The fossil fuel industry has captured parts of academia. What does this mean for climate action campaigns?

Image credit: Honi Soit

Last month, investigative journalist Royce Kurmelovs revealed that Monash University had hosted a ‘climate change and energy transition’ conference at its Italian campus, funded by gas giant Woodside Energy. 

Monash’s presence in Italy was itself a surprise to many, but worse is its partnership with one of Australia’s biggest climate polluters. The University’s tight-lipped response to questions – the conference’s website has been deleted and no papers presented there could be found online – only deepened suspicions.

However, Monash’s embrace of fossil fuel money is no longer unusual in the tertiary education sector.

A campaign of infiltration 

With the fossil fuel industry beginning to feel public pressure concerning its role in driving global warming, it has actively infiltrated universities, think tanks and other academic bodies in a process of co-option that spans decades: a sophisticated form of greenwashing. 

Industry representative bodies and corporations involved in fossil fuel extraction, transport and sales have funded a range of research centres and named faculty chairs at reputable universities across the world. Some examples include:

  • 18 chairs at 13 universities funded by Foundation CMG (FCMG), including the recent 2017 Research Chair in Onshore Gas Modelling at the University of Queensland. FCMG is funded by dozens of leading oil and gas companies, including Saudi Aramco, BP, Chevron, Equinor, Petrobras, Petrochina, Petronas, and Shell.

  • Fossil fuel companies donated $700 million to US universities between 2010 and 2020, including to UC Berkeley, Stanford and MIT. 

The industry, of course, expects a return on its investment. A recent Nature study by Columbia University researchers, based on 1706 reports from 26 US universities, quantified the implications of this funding and found that: 

‘research centers accepting funding from the gas industry were far more likely to 

embrace fossil gas as a climate solution, and to downplay the role renewable energy 

sources might play in the energy transition, than their non-fossil-funded counterparts.’


Australian universities are rife with these kinds of compromised relationships. Monash itself has taken a leading role, hosting the Woodside-funded FutureLab, the eponymous Woodside Building for Technology and Design, and the Woodside Monash Energy Partnership. The University of Western Australia hosts the Woodside Chair in Leadership and Management and the Woodside-funded Oceanworks, among others, while Curtin University hosts the Curtin Woodside Oil, Gas and LNG Construction and Project Management Chair and the Woodside-Chevron Chair in Materials and Corrosion Engineering.

The impact of this trend has been significant.

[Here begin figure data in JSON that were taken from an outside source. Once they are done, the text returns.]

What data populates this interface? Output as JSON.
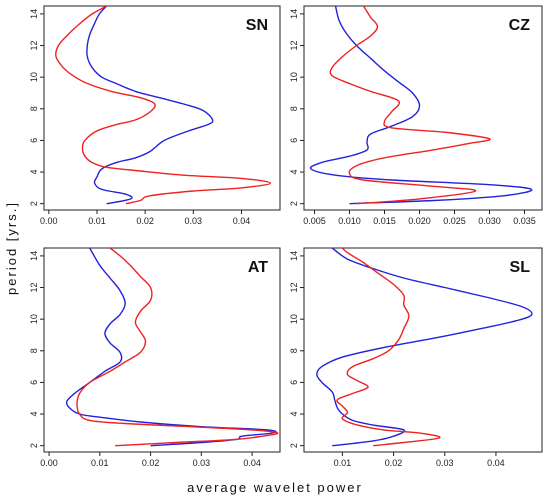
{
  "xlabel": "average wavelet power",
  "ylabel": "period [yrs.]",
  "colors": {
    "series_a": "#2222dd",
    "series_b": "#ee2222"
  },
  "chart_data": [
    {
      "type": "line",
      "panel_label": "SN",
      "xlim": [
        -0.001,
        0.048
      ],
      "ylim": [
        1.6,
        14.5
      ],
      "xticks": [
        0.0,
        0.01,
        0.02,
        0.03,
        0.04
      ],
      "xtick_labels": [
        "0.00",
        "0.01",
        "0.02",
        "0.03",
        "0.04"
      ],
      "yticks": [
        2,
        4,
        6,
        8,
        10,
        12,
        14
      ],
      "series": [
        {
          "color": "blue",
          "points": [
            [
              0.012,
              2.0
            ],
            [
              0.017,
              2.3
            ],
            [
              0.016,
              2.6
            ],
            [
              0.011,
              2.9
            ],
            [
              0.0095,
              3.3
            ],
            [
              0.01,
              3.7
            ],
            [
              0.011,
              4.2
            ],
            [
              0.014,
              4.6
            ],
            [
              0.018,
              4.9
            ],
            [
              0.021,
              5.3
            ],
            [
              0.024,
              6.0
            ],
            [
              0.029,
              6.6
            ],
            [
              0.033,
              7.0
            ],
            [
              0.034,
              7.3
            ],
            [
              0.032,
              7.9
            ],
            [
              0.028,
              8.3
            ],
            [
              0.023,
              8.7
            ],
            [
              0.018,
              9.1
            ],
            [
              0.014,
              9.6
            ],
            [
              0.011,
              10.0
            ],
            [
              0.009,
              10.6
            ],
            [
              0.008,
              11.3
            ],
            [
              0.008,
              12.0
            ],
            [
              0.0085,
              12.7
            ],
            [
              0.0095,
              13.4
            ],
            [
              0.0105,
              14.0
            ],
            [
              0.012,
              14.5
            ]
          ]
        },
        {
          "color": "red",
          "points": [
            [
              0.016,
              2.0
            ],
            [
              0.019,
              2.2
            ],
            [
              0.021,
              2.5
            ],
            [
              0.03,
              2.8
            ],
            [
              0.04,
              3.0
            ],
            [
              0.046,
              3.3
            ],
            [
              0.04,
              3.6
            ],
            [
              0.028,
              3.8
            ],
            [
              0.018,
              4.1
            ],
            [
              0.012,
              4.3
            ],
            [
              0.009,
              4.6
            ],
            [
              0.0075,
              5.0
            ],
            [
              0.007,
              5.5
            ],
            [
              0.0075,
              6.0
            ],
            [
              0.01,
              6.6
            ],
            [
              0.014,
              7.0
            ],
            [
              0.018,
              7.3
            ],
            [
              0.021,
              7.8
            ],
            [
              0.022,
              8.3
            ],
            [
              0.019,
              8.7
            ],
            [
              0.013,
              9.1
            ],
            [
              0.008,
              9.6
            ],
            [
              0.005,
              10.1
            ],
            [
              0.003,
              10.6
            ],
            [
              0.0015,
              11.3
            ],
            [
              0.002,
              12.0
            ],
            [
              0.004,
              12.7
            ],
            [
              0.0065,
              13.4
            ],
            [
              0.009,
              14.0
            ],
            [
              0.012,
              14.5
            ]
          ]
        }
      ]
    },
    {
      "type": "line",
      "panel_label": "CZ",
      "xlim": [
        0.0035,
        0.0375
      ],
      "ylim": [
        1.6,
        14.5
      ],
      "xticks": [
        0.005,
        0.01,
        0.015,
        0.02,
        0.025,
        0.03,
        0.035
      ],
      "xtick_labels": [
        "0.005",
        "0.010",
        "0.015",
        "0.020",
        "0.025",
        "0.030",
        "0.035"
      ],
      "yticks": [
        2,
        4,
        6,
        8,
        10,
        12,
        14
      ],
      "series": [
        {
          "color": "blue",
          "points": [
            [
              0.01,
              2.0
            ],
            [
              0.022,
              2.2
            ],
            [
              0.032,
              2.5
            ],
            [
              0.036,
              2.9
            ],
            [
              0.03,
              3.2
            ],
            [
              0.016,
              3.5
            ],
            [
              0.008,
              3.8
            ],
            [
              0.0045,
              4.2
            ],
            [
              0.006,
              4.6
            ],
            [
              0.01,
              5.0
            ],
            [
              0.0125,
              5.4
            ],
            [
              0.0125,
              5.9
            ],
            [
              0.013,
              6.4
            ],
            [
              0.016,
              6.9
            ],
            [
              0.019,
              7.5
            ],
            [
              0.02,
              8.2
            ],
            [
              0.019,
              9.0
            ],
            [
              0.017,
              9.7
            ],
            [
              0.015,
              10.4
            ],
            [
              0.013,
              11.2
            ],
            [
              0.011,
              12.0
            ],
            [
              0.0095,
              12.8
            ],
            [
              0.0085,
              13.6
            ],
            [
              0.008,
              14.5
            ]
          ]
        },
        {
          "color": "red",
          "points": [
            [
              0.011,
              2.0
            ],
            [
              0.02,
              2.3
            ],
            [
              0.028,
              2.8
            ],
            [
              0.022,
              3.1
            ],
            [
              0.012,
              3.5
            ],
            [
              0.01,
              3.9
            ],
            [
              0.011,
              4.4
            ],
            [
              0.015,
              4.9
            ],
            [
              0.022,
              5.4
            ],
            [
              0.027,
              5.8
            ],
            [
              0.03,
              6.1
            ],
            [
              0.024,
              6.5
            ],
            [
              0.016,
              6.8
            ],
            [
              0.015,
              7.2
            ],
            [
              0.016,
              7.8
            ],
            [
              0.017,
              8.5
            ],
            [
              0.013,
              9.1
            ],
            [
              0.01,
              9.6
            ],
            [
              0.0075,
              10.1
            ],
            [
              0.0075,
              10.6
            ],
            [
              0.009,
              11.3
            ],
            [
              0.011,
              12.0
            ],
            [
              0.013,
              12.6
            ],
            [
              0.014,
              13.2
            ],
            [
              0.013,
              13.8
            ],
            [
              0.012,
              14.5
            ]
          ]
        }
      ]
    },
    {
      "type": "line",
      "panel_label": "AT",
      "xlim": [
        -0.001,
        0.0455
      ],
      "ylim": [
        1.6,
        14.5
      ],
      "xticks": [
        0.0,
        0.01,
        0.02,
        0.03,
        0.04
      ],
      "xtick_labels": [
        "0.00",
        "0.01",
        "0.02",
        "0.03",
        "0.04"
      ],
      "yticks": [
        2,
        4,
        6,
        8,
        10,
        12,
        14
      ],
      "series": [
        {
          "color": "blue",
          "points": [
            [
              0.02,
              2.0
            ],
            [
              0.03,
              2.2
            ],
            [
              0.037,
              2.4
            ],
            [
              0.038,
              2.6
            ],
            [
              0.044,
              2.8
            ],
            [
              0.043,
              3.0
            ],
            [
              0.03,
              3.2
            ],
            [
              0.018,
              3.5
            ],
            [
              0.01,
              3.8
            ],
            [
              0.006,
              4.0
            ],
            [
              0.004,
              4.4
            ],
            [
              0.0035,
              4.8
            ],
            [
              0.005,
              5.3
            ],
            [
              0.008,
              6.0
            ],
            [
              0.011,
              6.7
            ],
            [
              0.014,
              7.3
            ],
            [
              0.014,
              7.9
            ],
            [
              0.012,
              8.5
            ],
            [
              0.011,
              9.1
            ],
            [
              0.012,
              9.7
            ],
            [
              0.014,
              10.3
            ],
            [
              0.015,
              11.0
            ],
            [
              0.014,
              11.8
            ],
            [
              0.012,
              12.6
            ],
            [
              0.01,
              13.4
            ],
            [
              0.008,
              14.5
            ]
          ]
        },
        {
          "color": "red",
          "points": [
            [
              0.013,
              2.0
            ],
            [
              0.025,
              2.2
            ],
            [
              0.037,
              2.4
            ],
            [
              0.042,
              2.6
            ],
            [
              0.045,
              2.8
            ],
            [
              0.04,
              3.0
            ],
            [
              0.028,
              3.2
            ],
            [
              0.015,
              3.4
            ],
            [
              0.008,
              3.6
            ],
            [
              0.006,
              4.0
            ],
            [
              0.0055,
              4.6
            ],
            [
              0.006,
              5.3
            ],
            [
              0.008,
              6.0
            ],
            [
              0.012,
              6.7
            ],
            [
              0.015,
              7.3
            ],
            [
              0.018,
              7.9
            ],
            [
              0.019,
              8.6
            ],
            [
              0.018,
              9.2
            ],
            [
              0.017,
              9.8
            ],
            [
              0.018,
              10.5
            ],
            [
              0.02,
              11.2
            ],
            [
              0.02,
              12.0
            ],
            [
              0.018,
              12.7
            ],
            [
              0.016,
              13.4
            ],
            [
              0.014,
              14.0
            ],
            [
              0.012,
              14.5
            ]
          ]
        }
      ]
    },
    {
      "type": "line",
      "panel_label": "SL",
      "xlim": [
        0.0025,
        0.049
      ],
      "ylim": [
        1.6,
        14.5
      ],
      "xticks": [
        0.01,
        0.02,
        0.03,
        0.04
      ],
      "xtick_labels": [
        "0.01",
        "0.02",
        "0.03",
        "0.04"
      ],
      "yticks": [
        2,
        4,
        6,
        8,
        10,
        12,
        14
      ],
      "series": [
        {
          "color": "blue",
          "points": [
            [
              0.008,
              2.0
            ],
            [
              0.016,
              2.3
            ],
            [
              0.02,
              2.6
            ],
            [
              0.022,
              3.0
            ],
            [
              0.016,
              3.3
            ],
            [
              0.012,
              3.6
            ],
            [
              0.01,
              4.0
            ],
            [
              0.009,
              4.4
            ],
            [
              0.0085,
              4.9
            ],
            [
              0.008,
              5.4
            ],
            [
              0.006,
              6.0
            ],
            [
              0.005,
              6.5
            ],
            [
              0.006,
              7.0
            ],
            [
              0.01,
              7.6
            ],
            [
              0.018,
              8.2
            ],
            [
              0.028,
              8.8
            ],
            [
              0.037,
              9.4
            ],
            [
              0.044,
              9.9
            ],
            [
              0.047,
              10.3
            ],
            [
              0.045,
              10.8
            ],
            [
              0.038,
              11.4
            ],
            [
              0.03,
              12.0
            ],
            [
              0.022,
              12.6
            ],
            [
              0.016,
              13.2
            ],
            [
              0.011,
              13.8
            ],
            [
              0.008,
              14.5
            ]
          ]
        },
        {
          "color": "red",
          "points": [
            [
              0.016,
              2.0
            ],
            [
              0.022,
              2.2
            ],
            [
              0.029,
              2.5
            ],
            [
              0.025,
              2.8
            ],
            [
              0.018,
              3.0
            ],
            [
              0.013,
              3.3
            ],
            [
              0.01,
              3.7
            ],
            [
              0.011,
              4.1
            ],
            [
              0.01,
              4.5
            ],
            [
              0.009,
              4.9
            ],
            [
              0.012,
              5.3
            ],
            [
              0.015,
              5.7
            ],
            [
              0.013,
              6.1
            ],
            [
              0.011,
              6.5
            ],
            [
              0.012,
              7.0
            ],
            [
              0.016,
              7.5
            ],
            [
              0.019,
              8.0
            ],
            [
              0.021,
              8.7
            ],
            [
              0.022,
              9.4
            ],
            [
              0.023,
              10.2
            ],
            [
              0.022,
              10.9
            ],
            [
              0.022,
              11.5
            ],
            [
              0.02,
              12.2
            ],
            [
              0.017,
              12.9
            ],
            [
              0.014,
              13.6
            ],
            [
              0.011,
              14.2
            ],
            [
              0.01,
              14.5
            ]
          ]
        }
      ]
    }
  ]
}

It has allowed the industry to cite approving scholarship about its claims from legitimately credible scientists and universities to time- and expertise-poor decision makers in government and regulatory bodies, boosting their influence. 

As a result, industry analyses and talking points are common in the climate debate, and in government positions on oil and gas. This is in large part due to the veneer of respectability that the academic credentials of their proponents affords them. 

What does this mean for climate campaigning?

Fossil fuel capture of academia isn’t new, and it isn’t going away. Climate campaigners need to be aware of it and actively counter it in their work.

The first step is to push past the instinctive discomfort at criticising academics simply by virtue of their status. It is entirely consistent to exhort governments to ‘follow the science’ when it comes to climate change while criticising scientists who take tainted money from coal, oil and gas giants. In the same way that a university wouldn’t take tobacco industry funding, it should also refuse partnerships with fossil fuel companies who seek to greenwash their operations by being associated with respected universities while pushing for new oil and gas drilling.

The climate movement should continue to boost the voices of leading academics who are willing to speak out against fossil fuels but, crucially, these relationships must be, and be seen to be, without influence or favour. 

Finally, it must resource campaigns that seek to expose and stigmatise academics and institutions who speak out of both sides of their mouth on climate change: claiming to be leading on climate research while taking millions of dollars from the very companies who are accelerating global warming. Divestment of university funds isn’t enough. Universities must be made to refuse to take direct donations as well, whether in the form of shiny new buildings or named chairs or research programmes.

In this crucial decade for climate action, any less is far too little.